What this implies is that our movie takes place in a world where some abilities are closely tied to the physical structure of the brain, while other abilities are not. Thus, a brain can be blown apart, and healed fully, absolutely fully, without restoring certain abilities. My intuition is that our movie takes place in a world completely believable, in this respect, to the average viewer. The average movie watcher has been indoctrinated to accept that certain abilities are intimately tied to brain structure, but is extremely dualistic with respect to other abilities. The crude presentations of the 'computer metaphor' for the brain encourages such thinking. In the crudest versions of this metaphor, we all essentially have the same computer (brain), but all run different software (mind). Thus, some abilities are hard-wired, and would be restored by a full hardware fix; while other abilities are in the software, and we all know that even the most thorough hardware fix would not restore the software.

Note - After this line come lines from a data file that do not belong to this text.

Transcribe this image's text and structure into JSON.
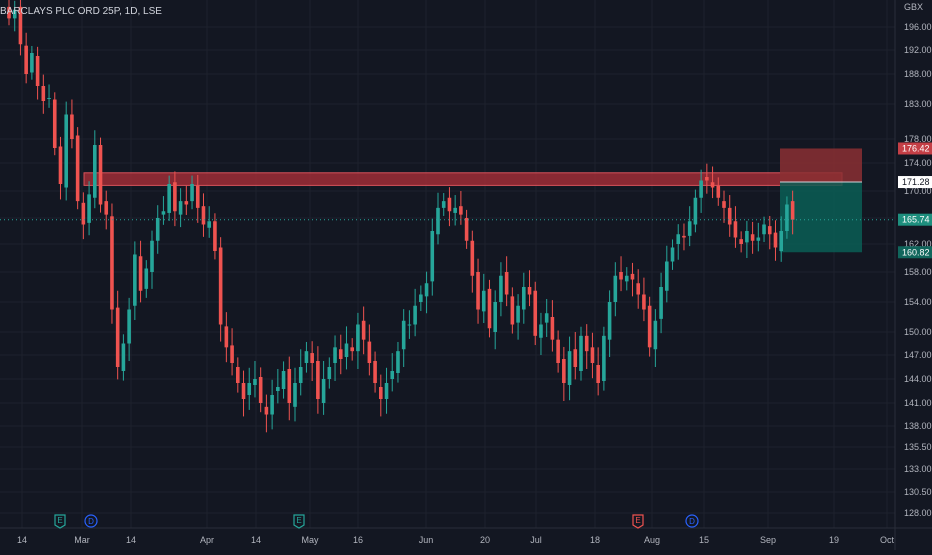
{
  "header": {
    "title": "BARCLAYS PLC ORD 25P, 1D, LSE"
  },
  "colors": {
    "background": "#131722",
    "grid": "#1e222d",
    "up": "#26a69a",
    "down": "#ef5350",
    "axis_text": "#b2b5be",
    "resistance_fill": "#b2303a",
    "stop_zone": "#8b2f33",
    "target_zone": "#0b5e55",
    "last_price": "#26a69a"
  },
  "chart_data": {
    "type": "candlestick",
    "currency": "GBX",
    "y_ticks": [
      "128.00",
      "130.50",
      "133.00",
      "135.50",
      "138.00",
      "141.00",
      "144.00",
      "147.00",
      "150.00",
      "154.00",
      "158.00",
      "162.00",
      "166.00",
      "170.00",
      "174.00",
      "178.00",
      "183.00",
      "188.00",
      "192.00",
      "196.00"
    ],
    "x_ticks": [
      "14",
      "Mar",
      "14",
      "Apr",
      "14",
      "May",
      "16",
      "Jun",
      "20",
      "Jul",
      "18",
      "Aug",
      "15",
      "Sep",
      "19",
      "Oct"
    ],
    "price_tags": [
      {
        "label": "176.42",
        "value": 176.42,
        "kind": "stop"
      },
      {
        "label": "171.28",
        "value": 171.28,
        "kind": "entry"
      },
      {
        "label": "165.74",
        "value": 165.74,
        "kind": "last"
      },
      {
        "label": "160.82",
        "value": 160.82,
        "kind": "target"
      }
    ],
    "resistance_band": {
      "low": 170.8,
      "high": 172.6
    },
    "position": {
      "entry": 171.28,
      "stop": 176.42,
      "target": 160.82
    },
    "event_markers": [
      {
        "label": "E",
        "kind": "earnings"
      },
      {
        "label": "D",
        "kind": "dividend"
      },
      {
        "label": "E",
        "kind": "earnings"
      },
      {
        "label": "E",
        "kind": "earnings-upcoming"
      },
      {
        "label": "D",
        "kind": "dividend"
      }
    ],
    "closes": [
      197.5,
      199.0,
      193.0,
      188.0,
      191.5,
      186.0,
      183.5,
      184.0,
      176.5,
      171.0,
      181.5,
      178.0,
      168.5,
      165.0,
      169.5,
      177.0,
      168.0,
      166.5,
      153.0,
      145.5,
      148.5,
      153.0,
      160.5,
      155.5,
      158.5,
      162.5,
      166.0,
      167.0,
      171.0,
      167.0,
      168.5,
      168.0,
      171.0,
      167.5,
      165.0,
      165.5,
      161.0,
      151.0,
      148.0,
      146.0,
      143.5,
      141.5,
      143.5,
      144.0,
      141.0,
      139.5,
      142.0,
      143.0,
      145.0,
      141.0,
      143.5,
      145.5,
      147.5,
      146.0,
      141.5,
      144.0,
      145.5,
      148.0,
      146.5,
      148.5,
      147.5,
      151.0,
      149.0,
      146.0,
      143.5,
      141.5,
      143.5,
      145.0,
      147.5,
      151.5,
      151.0,
      153.5,
      155.0,
      156.5,
      164.0,
      167.5,
      168.5,
      167.0,
      167.5,
      166.5,
      162.5,
      157.5,
      153.0,
      155.5,
      150.5,
      154.0,
      157.5,
      155.0,
      151.0,
      153.5,
      156.0,
      155.0,
      149.5,
      151.0,
      152.5,
      149.0,
      146.0,
      143.5,
      147.5,
      145.5,
      149.5,
      147.5,
      146.0,
      143.5,
      149.5,
      154.0,
      157.5,
      157.0,
      157.5,
      157.0,
      155.0,
      153.0,
      148.0,
      151.5,
      156.0,
      159.5,
      161.5,
      163.5,
      163.0,
      165.5,
      169.0,
      171.5,
      171.5,
      170.5,
      169.0,
      167.5,
      165.0,
      163.0,
      162.0,
      164.0,
      162.5,
      163.0,
      165.0,
      163.5,
      161.5,
      164.0,
      168.0,
      165.74
    ]
  }
}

Was this really ever a reasonable way of talking about how the brain works?
I think not. More importantly: By any criterion, it is a really bad way to still be talking about the brain. Let us set aside, for now, the incredible importance of environmental factors in supporting mental and behavioral processes. Let us just look at the brain.
Even by the best possible use of the computer analogy, the brain is entirely hardware, ever changing hardware. There is no magic in the brain, it is nothing other than physiology, a network of cells with individual properties, arranged in a particular way. There are changes that occur within the cells, there are changes in the way cells are connected. That is it. There are many different types of structures in the brain, and we actually know very little about which types of changes occur over the course of different types of experiences. But one thing is sure: If we are holding environment constant, and we hold the rest of the body constant, then short-term changes in mind and behavior result from structural changes in the brain and long-term changes in mind and behavior result from structural changes in the brain. That is it.
While selective brain damage does create selective impairment, any super healing ability should either return the brain back to a pre-learning state, or return it back to pre-injury function. Anything inbetween is just weird dualism. That is, I'm fine with the idea that a few bullets to the brain wipe Wolverine's memories, but then they should also wipe his ability to read, speak, walk, intellectualize a situation, etc. I'm also fine with the idea that Wolverine can have his brain liquified and then regain the ability to read, speak, and walk, but then he should also regain the memories. Whatever the processes are that occur when a person recalls events of the past, they are not fundamentally different, on a physiological level, than the processes that occur during any of these other activities. There is no meaningful distinction to be made between remembering how to walk and being able to walk. Similarly, there is no meaningful distinction to be made between remembering your friend, and doing all the things you used to do in the presence of your friend (the things you do including calling him by his name, greeting him in a particular way, reminiscing, etc.).
To end by stealing a theme from Stephen Colbert: The movie writers get a 'tip of the hat' for coming up with a clever way of dealing with their memory-loss problem, the movie going public gets a 'wag of the finger' for not being at least a little bothered by it.